Do You Own Contaminated Property?
- A family inherits property later found to have soil and groundwater contamination.
- A small company is faced with burdensome environmental cleanup costs that threaten to drive it out of business.
In many cases, the owner’s most significant asset is the impaired property itself which cannot be sold (due to contamination) and cannot be borrowed against (due to the uncertain cost of remediation). These cases languish for years, depriving the owners of the best use of their asset and depriving the community of needed environmental restoration.
Many owners hold onto surplus property due to knowledge or suspicion of contamination and a concern that the sales process will uncover costly environmental liabilities. Banks are often extremely hesitant to lend on contaminated properties, even if the impacts do not really restrict redevelopment potential. LEA has cleaned up hundreds of sites around the country: from corner service stations to dry cleaners to large industrial facilities. This experience gives us the needed insight to craft credible closure strategies. In many cases, LEA will purchase your property, "as is" and provide indemnification against future environmental liabilities. We then complete subsurface remediation, negotiate with state or federal regulators to achieve case closure, opening up more opportunities for site redevelopment.
Each case is different and each owner has unique needs, thus LEA partners with owners to craft a customized program.
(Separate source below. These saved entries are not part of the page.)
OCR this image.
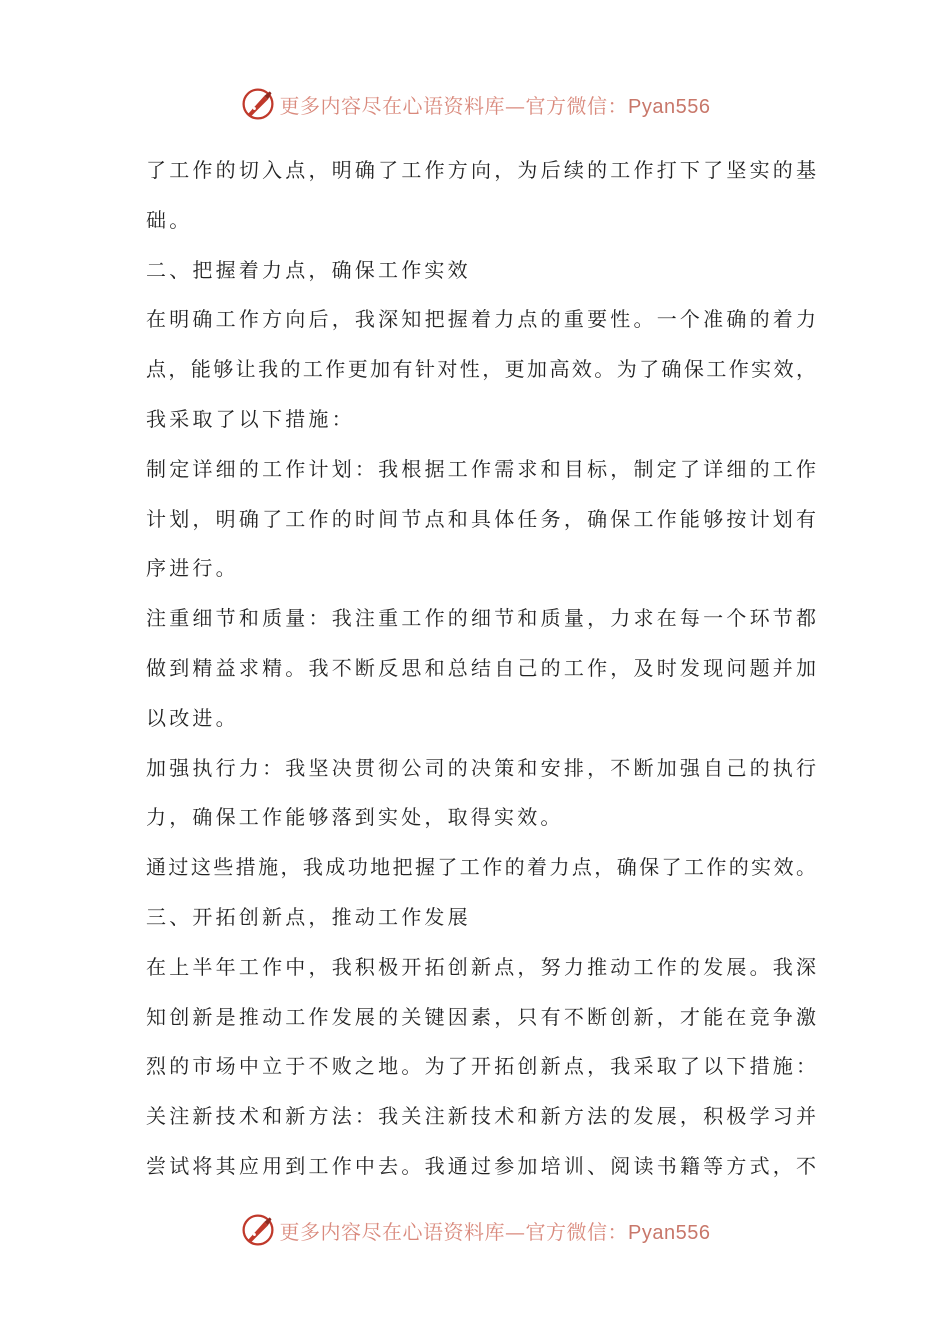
更多内容尽在心语资料库—官方微信：Pyan556

了工作的切入点，明确了工作方向，为后续的工作打下了坚实的基

础。

二、把握着力点，确保工作实效

在明确工作方向后，我深知把握着力点的重要性。一个准确的着力

点，能够让我的工作更加有针对性，更加高效。为了确保工作实效，

我采取了以下措施：

制定详细的工作计划：我根据工作需求和目标，制定了详细的工作

计划，明确了工作的时间节点和具体任务，确保工作能够按计划有

序进行。

注重细节和质量：我注重工作的细节和质量，力求在每一个环节都

做到精益求精。我不断反思和总结自己的工作，及时发现问题并加

以改进。

加强执行力：我坚决贯彻公司的决策和安排，不断加强自己的执行

力，确保工作能够落到实处，取得实效。

通过这些措施，我成功地把握了工作的着力点，确保了工作的实效。

三、开拓创新点，推动工作发展

在上半年工作中，我积极开拓创新点，努力推动工作的发展。我深

知创新是推动工作发展的关键因素，只有不断创新，才能在竞争激

烈的市场中立于不败之地。为了开拓创新点，我采取了以下措施：

关注新技术和新方法：我关注新技术和新方法的发展，积极学习并

尝试将其应用到工作中去。我通过参加培训、阅读书籍等方式，不

更多内容尽在心语资料库—官方微信：Pyan556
If you are a family or small business facing environmental problems or if you have a client in this situation, please contact us to discuss the Distressed Property Program.
In other cases, the current owner wishes to maintain ownership of a contaminated site. In such situations, LEA works with the owner to develop creative remediation agreements to break the logjam and complete remediation, thus unlocking the underlying value of the property. Depending on the needs and priorities of the client, this may involve deferred compensation, “sweat equity” (i.e., we’ll trade environmental consulting work for part equity in the property), or fixed-fee, guaranteed remediation contracts. These are all approaches that limit owners’ risk and manage cash flow. We can also quantify environmental liabilities based on existing knowledge, incorporating technical and/or regulatory uncertainties.